The coronavirus pandemic has produced thousands of everyday heroes, from doctors and nurses to grocery store workers and delivery drivers.
Distillers have also emerged as heroes – and not only because they crafted your whiskey.
Across the country, distillers of all sizes revamped their facilities to produce desperately needed hand sanitizer. Huber’s Starlight distillery in Indiana, for example, is providing hundreds of gallons of hand sanitizer to first responders, healthcare agencies, and others in the community. All told, more than 700 distillers have stepped up to help stop the spread COVID-19.
These spirits-makers have poured their energy into helping others. But now, they could use some help themselves.
COVID-19 has forced restaurants, bars, and distillery tasting rooms across the country to close, significantly impacting revenue. And making hand sanitizer, which many distilleries are donating to charity or selling at cost, isn’t a long-term solution.
The spirits industry experienced a short-term boost as Americans stocked up on alcohol while preparing to shelter-in-place. But this demand dissipated and doesn’t help restaurant owners and small distilleries, whose tasting rooms generate 40 percent of their total sales.
Many craft distilleries have been forced to lay off workers or suspend production. And some are wrestling with the decision to shut down permanently.
Overall, the distilled spirits industry and its supply chain accounted for more than $190 billion in GDP in 2018. The industry directly employs 848,000 people and is responsible for nearly twice as many jobs overall – from farmers who supply grain, fruit and vegetables; to warehouse operators, distributors and truck drivers; to glassmakers who supply bottles. Jobs across this supply chain are now in jeopardy.
Obviously, the stimulus measures Congress has passed will help. The forgivable loans for small businesses and the streamlined underwriting process could provide short-term relief.
But we’ll need industry-specific measures to ensure speedy and permanent recovery.

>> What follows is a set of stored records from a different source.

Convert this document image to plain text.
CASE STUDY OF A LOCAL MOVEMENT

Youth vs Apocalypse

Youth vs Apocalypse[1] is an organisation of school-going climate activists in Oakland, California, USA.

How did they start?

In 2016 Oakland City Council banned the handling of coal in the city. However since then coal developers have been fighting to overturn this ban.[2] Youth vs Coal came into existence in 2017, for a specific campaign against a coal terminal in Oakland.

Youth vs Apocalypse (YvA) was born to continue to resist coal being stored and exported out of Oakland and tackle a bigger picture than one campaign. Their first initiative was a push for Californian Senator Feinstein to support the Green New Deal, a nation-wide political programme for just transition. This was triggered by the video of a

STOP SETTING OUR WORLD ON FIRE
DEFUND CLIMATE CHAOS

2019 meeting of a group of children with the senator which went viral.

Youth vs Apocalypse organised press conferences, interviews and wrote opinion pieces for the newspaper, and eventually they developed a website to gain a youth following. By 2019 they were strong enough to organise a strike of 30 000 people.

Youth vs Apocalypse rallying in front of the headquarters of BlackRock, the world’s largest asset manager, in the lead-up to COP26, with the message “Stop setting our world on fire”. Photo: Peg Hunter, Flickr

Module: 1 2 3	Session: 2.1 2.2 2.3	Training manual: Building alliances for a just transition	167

For starters, suspending federal excise taxes for the 2020 calendar year and making temporary reduced rates permanent would bring significant relief to the industry. Such measures would provide distillers with the liquidity needed to keep their distilleries running and employees working.
Here’s how. The federal government collects a tax on spirits based on the amount of alcohol in the product. The rate is generally $13.50 per “proof-gallon,” one gallon of liquid of 100-proof (50 percent alcohol) strength. Under the circumstances, waiving the excise tax for 2020 would be a smart move.
The administration should also keep reduced excise tax rates in place. Many Americans have noticed an influx of craft spirits at their local markets and in their communities over the last couple of years. One key reason was the 2017 tax reform package, which included the Craft Beverage Modernization and Tax Reform Act. The provision lowered the excise tax to $2.70 per proof-gallon for the first 100,000 proof gallons – a huge boost to entrepreneurship in the industry.
The original tax cut was for two years, but last year Congress extended it through 2020. Thanks to a scheduled tax increase in January 2021, many distillers fear that by the time American life returns to normal, their federal taxes will climb 400 percent.
Over 70 members of the U.S. Senate and 342 members of the House have co-sponsored legislation to make lower rates permanent. The more Congress can do now to reduce future uncertainty, the quicker businesses will rebuild once the pandemic ends.
Chris Swonger is President and CEO of the Distilled Spirits Council of the United States. The opinions expressed are those of the author and not necessarily those of this paper or its corporate ownership.